See InterfaceBuilder for the current implementation for MacOsx.
There's some nice material on this subject on the VisualProgramming page.
Oh, yeah! That stuff is lot more detailed. This is just a kind of summary or precis.
Look, VisualProgramming does not have much to do with an InterfaceBuilder. Usually an InterfaceBuilder is being used as a drawing tool for the GUI interface elements. The programming logic is done separately from that.
In a VisualProgramming environment the programs a written with a graphical tool and have a graphical representation (Prograph, etc.).
No, you don't understand. I mean, the page VisualProgramming has some nice material on the Next Interface Builder in particular, and therefore anyone looking at the current page might well be interested in that other page. You should move your argument over to that page, if anywhere.
I'll try.
NeXT programs are almost always written in ObjectiveCee. You start to write your applications by including or writing your own components, which can respond to various messages.

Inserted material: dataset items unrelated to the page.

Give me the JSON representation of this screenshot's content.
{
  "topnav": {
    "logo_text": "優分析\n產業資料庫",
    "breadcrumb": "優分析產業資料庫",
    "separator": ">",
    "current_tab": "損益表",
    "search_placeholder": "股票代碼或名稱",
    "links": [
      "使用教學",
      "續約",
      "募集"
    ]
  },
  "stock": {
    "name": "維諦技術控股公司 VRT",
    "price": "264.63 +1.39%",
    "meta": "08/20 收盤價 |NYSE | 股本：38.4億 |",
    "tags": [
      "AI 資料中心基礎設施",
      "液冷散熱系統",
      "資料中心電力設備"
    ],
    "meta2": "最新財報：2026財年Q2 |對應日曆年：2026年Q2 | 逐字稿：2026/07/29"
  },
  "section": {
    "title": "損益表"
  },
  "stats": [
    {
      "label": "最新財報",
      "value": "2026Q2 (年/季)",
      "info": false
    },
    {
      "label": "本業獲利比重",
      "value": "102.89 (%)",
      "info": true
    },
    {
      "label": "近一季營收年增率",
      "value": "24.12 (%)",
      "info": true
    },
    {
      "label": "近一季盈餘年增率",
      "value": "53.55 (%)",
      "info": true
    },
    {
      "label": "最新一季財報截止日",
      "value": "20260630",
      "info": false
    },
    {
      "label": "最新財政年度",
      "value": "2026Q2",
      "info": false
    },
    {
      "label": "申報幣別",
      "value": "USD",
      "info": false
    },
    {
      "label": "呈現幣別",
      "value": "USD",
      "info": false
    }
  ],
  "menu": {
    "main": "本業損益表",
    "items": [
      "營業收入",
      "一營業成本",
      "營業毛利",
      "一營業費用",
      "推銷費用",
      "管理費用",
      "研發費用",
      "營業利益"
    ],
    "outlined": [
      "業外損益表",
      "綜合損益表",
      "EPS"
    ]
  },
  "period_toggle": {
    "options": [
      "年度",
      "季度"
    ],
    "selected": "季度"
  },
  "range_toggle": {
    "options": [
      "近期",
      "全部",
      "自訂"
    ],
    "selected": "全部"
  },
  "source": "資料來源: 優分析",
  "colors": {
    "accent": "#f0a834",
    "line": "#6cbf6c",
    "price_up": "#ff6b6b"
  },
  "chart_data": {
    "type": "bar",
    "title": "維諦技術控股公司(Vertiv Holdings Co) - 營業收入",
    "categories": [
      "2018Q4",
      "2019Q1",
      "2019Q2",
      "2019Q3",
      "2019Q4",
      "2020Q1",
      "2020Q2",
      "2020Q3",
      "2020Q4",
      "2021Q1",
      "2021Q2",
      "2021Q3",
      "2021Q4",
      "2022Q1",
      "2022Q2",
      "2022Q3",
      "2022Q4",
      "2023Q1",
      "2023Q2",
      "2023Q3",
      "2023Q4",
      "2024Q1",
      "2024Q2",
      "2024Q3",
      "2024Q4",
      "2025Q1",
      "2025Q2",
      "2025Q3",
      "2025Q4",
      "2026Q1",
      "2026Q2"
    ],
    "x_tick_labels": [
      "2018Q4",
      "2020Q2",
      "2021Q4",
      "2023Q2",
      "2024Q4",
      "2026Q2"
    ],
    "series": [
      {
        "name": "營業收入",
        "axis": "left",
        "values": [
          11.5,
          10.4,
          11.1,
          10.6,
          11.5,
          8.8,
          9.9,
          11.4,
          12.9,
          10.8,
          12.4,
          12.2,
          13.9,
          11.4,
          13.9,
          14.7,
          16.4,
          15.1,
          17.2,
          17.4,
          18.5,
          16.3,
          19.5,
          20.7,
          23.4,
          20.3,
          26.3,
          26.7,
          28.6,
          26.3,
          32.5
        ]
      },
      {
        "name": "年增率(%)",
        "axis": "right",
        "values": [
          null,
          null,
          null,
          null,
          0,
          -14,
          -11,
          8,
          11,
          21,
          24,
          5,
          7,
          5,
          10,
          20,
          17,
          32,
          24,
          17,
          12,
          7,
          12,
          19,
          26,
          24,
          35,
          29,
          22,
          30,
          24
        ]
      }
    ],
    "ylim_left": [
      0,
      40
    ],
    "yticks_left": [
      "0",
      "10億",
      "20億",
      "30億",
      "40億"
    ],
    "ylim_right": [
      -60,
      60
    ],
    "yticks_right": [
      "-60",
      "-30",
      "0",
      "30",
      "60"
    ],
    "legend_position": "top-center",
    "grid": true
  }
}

When it comes to the UI, the NextInterfaceBuilder lets you plop down visual components on a form (ala VB and the rest) and connect them visually with components you've produced or included by drawing lines that attach messages from the UI component to receptors(?) on your projects components, or messages from your components to the UI components receptors.
Very cool stuff at the time. Totally wow'ed me.
Too bad it didn't catch on.
The idea of cleanly separating application from interface was (and still is) a goal to be aspired to.
My Authority for producing this page: I had access (it sat on my desk) to a NeXT machine for about two weeks. During that time I fiddled with stuff and poked around, and, as usual, broke it badly enough to have to reinstall the OS.
I looked at and built some of the example programs. NeXT, I wrote some of my own--all toys. --BobBockholt
The InterfaceBuilder was originally written in Lisp and ran on a Mac. Really. Developed by a french guy. Jobs saw it and hired him for NeXT.
Now the InterfaceBuilder is part of the development tools for Mac OS X.
From Brad Myers "A Brief History of Human Computer Interaction Technology"
"JeanMarieHullot created "SOS Interface" in Lisp for the Macintosh while working at INRIA (1984, funded by the French government) which was the first modern 'interface builder'. Hullot built this into a commercial product in 1986 and then went to work for NeXT and created the NeXT Interface Builder (1988), which popularized this type of tool."